When at all possible, I prefer to shake the hand and look into the eyes of the people who grow my food. Knowing that the lettuce and fresh garlic I eat tonight and the strawberries I eat tomorrow morning were harvested by someone I met, from land I have walked on, feels right on so many levels. Sure beats standing in the produce department of the supermarket wondering how an anonymous 'they' grew a tomato halfway around the globe, in a country I have never visited, that may look but tastes nothing like a tomato.
Dressed only in shorts and work boots, Harold is tanned and fit for a man his age, which I'd have to guess, but won't. Grey chest-hair contrasting his skin, he smells brown and green, and of honest labor when I shook his hand. He has a face and smile that christens you with kindness, that makes you feel and believe that you are his favorite customer, friend, neighbor.
Mary Anne sits in a wooden rocking chair in the carport. Last year she underwent surgery and radiation for a brain tumor that left her weak and suffering the usual side-effects: nausea and hair loss. Thin as a wisp, she wears a ball cap pulled low. These days she's looking good and getting her strength back.
Every Wednesday I drive to Freehome Gardens, which is really just a small country home on a patch of land on Trinity Church Road in Canton. I pull in the short driveway through a rainbow gauntlet of flowers, hollyhocks nodding from the back, past pristine rows of Swiss chard, heirloom tomatoes, squash, and cucumbers to name a few summer selections. Butterflies float from row to row.

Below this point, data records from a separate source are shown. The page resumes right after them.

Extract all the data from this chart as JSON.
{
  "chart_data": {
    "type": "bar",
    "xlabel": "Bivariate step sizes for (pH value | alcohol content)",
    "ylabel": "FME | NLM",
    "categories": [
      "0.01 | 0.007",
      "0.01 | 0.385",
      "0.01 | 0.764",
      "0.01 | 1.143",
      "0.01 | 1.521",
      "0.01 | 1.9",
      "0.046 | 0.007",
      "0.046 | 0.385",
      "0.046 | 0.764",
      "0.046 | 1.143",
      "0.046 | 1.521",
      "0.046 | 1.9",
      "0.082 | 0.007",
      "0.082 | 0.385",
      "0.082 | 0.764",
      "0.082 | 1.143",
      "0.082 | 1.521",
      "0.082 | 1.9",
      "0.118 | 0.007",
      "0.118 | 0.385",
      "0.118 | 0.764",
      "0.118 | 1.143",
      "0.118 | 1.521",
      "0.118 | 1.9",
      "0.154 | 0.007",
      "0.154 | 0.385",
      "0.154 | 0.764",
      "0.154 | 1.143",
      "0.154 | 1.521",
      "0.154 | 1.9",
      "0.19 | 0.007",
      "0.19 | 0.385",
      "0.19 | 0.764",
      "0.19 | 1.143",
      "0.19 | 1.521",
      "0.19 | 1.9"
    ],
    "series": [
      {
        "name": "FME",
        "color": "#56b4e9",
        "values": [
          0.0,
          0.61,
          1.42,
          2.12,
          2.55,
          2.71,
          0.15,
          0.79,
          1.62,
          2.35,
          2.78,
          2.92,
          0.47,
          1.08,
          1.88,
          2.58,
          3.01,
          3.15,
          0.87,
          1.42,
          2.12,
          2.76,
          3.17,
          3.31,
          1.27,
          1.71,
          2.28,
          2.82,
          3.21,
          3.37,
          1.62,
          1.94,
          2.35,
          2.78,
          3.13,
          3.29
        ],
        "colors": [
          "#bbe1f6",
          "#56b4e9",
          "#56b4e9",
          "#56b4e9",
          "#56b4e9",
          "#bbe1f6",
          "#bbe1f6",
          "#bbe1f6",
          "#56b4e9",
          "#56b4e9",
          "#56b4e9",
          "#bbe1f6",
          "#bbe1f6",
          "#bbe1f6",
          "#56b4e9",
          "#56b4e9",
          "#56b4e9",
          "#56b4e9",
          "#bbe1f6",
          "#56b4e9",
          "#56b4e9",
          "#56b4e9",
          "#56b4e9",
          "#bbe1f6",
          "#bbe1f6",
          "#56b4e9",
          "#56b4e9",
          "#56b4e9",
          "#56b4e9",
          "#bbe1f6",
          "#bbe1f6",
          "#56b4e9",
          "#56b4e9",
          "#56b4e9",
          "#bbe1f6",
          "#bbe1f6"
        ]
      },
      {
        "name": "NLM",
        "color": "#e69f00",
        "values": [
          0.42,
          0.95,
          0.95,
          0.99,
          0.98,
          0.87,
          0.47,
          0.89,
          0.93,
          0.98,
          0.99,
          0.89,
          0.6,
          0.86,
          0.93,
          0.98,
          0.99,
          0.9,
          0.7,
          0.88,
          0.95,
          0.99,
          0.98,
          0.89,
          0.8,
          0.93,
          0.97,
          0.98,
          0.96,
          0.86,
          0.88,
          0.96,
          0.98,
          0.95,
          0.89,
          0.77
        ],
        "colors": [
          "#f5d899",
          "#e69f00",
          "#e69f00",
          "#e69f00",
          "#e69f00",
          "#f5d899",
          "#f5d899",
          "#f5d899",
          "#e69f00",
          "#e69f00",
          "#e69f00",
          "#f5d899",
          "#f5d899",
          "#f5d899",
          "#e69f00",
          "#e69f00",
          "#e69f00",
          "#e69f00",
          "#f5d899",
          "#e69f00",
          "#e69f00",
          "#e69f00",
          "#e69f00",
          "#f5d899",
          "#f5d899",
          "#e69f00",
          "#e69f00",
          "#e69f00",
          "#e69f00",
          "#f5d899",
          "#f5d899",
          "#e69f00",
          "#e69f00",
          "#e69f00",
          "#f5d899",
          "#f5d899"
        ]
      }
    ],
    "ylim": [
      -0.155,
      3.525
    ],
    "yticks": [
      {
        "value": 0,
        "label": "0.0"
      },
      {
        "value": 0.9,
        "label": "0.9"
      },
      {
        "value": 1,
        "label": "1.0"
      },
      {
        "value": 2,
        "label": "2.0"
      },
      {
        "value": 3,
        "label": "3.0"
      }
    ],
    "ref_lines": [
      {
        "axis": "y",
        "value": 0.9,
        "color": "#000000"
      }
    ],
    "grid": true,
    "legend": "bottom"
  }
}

Birds sing from the forest behind the house, and Whitey, the rooster, hollers from the hen pen.
"Whitey still ruling the roost," I asked on a recent visit.
"Yea," Harold said. "But he's getting meaner every day."
"Time for some chicken stew," Mary Anne piped.
Every Wednesday I fill my bags with produce grown by Harold and Mary Anne and sometimes eggs from the hens Whitey loves so well. But I leave with more than my bags full. I come away with soul-brimming gratitude, my heart soaked in peace and this verse:
God bless the backs that produce good food.
God bless the hands that prepare good food.
God bless the mouths that eat good food.
And now, you've met Harold and Mary Anne.